The mental health group wants the county to create a behavioral health mobile response team, which would cost about $3 million over three years. The goal is to help residents in crisis without the need for law enforcement involvement.
The first year would be a pilot, with an estimated cost of $750,000. The estimated cost to run the full program in future years is $1 million a year. The plan includes hiring eight responders and a clinical supervisor, serving all of Boulder County.

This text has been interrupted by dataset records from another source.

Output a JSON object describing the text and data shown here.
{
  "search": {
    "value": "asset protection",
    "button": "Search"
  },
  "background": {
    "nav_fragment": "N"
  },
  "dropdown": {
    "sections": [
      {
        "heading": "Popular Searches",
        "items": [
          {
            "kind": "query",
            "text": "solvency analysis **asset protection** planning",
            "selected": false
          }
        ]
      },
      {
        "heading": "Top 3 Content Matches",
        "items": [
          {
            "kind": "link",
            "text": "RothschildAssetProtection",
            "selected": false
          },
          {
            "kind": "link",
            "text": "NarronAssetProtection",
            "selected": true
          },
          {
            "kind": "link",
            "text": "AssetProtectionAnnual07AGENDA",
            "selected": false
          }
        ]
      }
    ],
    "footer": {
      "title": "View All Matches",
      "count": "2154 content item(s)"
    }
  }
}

Teams would be dispatched through a new state crisis line.
The group's other recommendations are to spend $8.5 million to support more equitable access to mental health services, as well as $3 million to create an online community hub to connect people with mental health resources.
For the equitable access project, the goal is to create a more comprehensive behavioral health safety net model in partnership with community organizations. Another component is to provide direct financial aid to individuals struggling to afford mental health services through a voucher program.
Costs would include $3 million over three years for community based grants, $2 million for a community resource center, $3 million for mental health vouchers, $500,000 for school-based services and $500,000 for community trainings around mental health.
The county commissioners were supportive of the proposals overall, but asked the working groups to address several questions in future meetings. Those included whether there's a plan to address the shortage of mental health providers, whether the regional housing partnership would duplicate existing work and how to market the behavioral health mobile response team.
Commissioner Claire Levy said they will need to decide how much money to spend on hiring staff members to start and manage new programs versus spending that money directly in the community.
"These are the difficult questions we're going to have to grapple with," she said.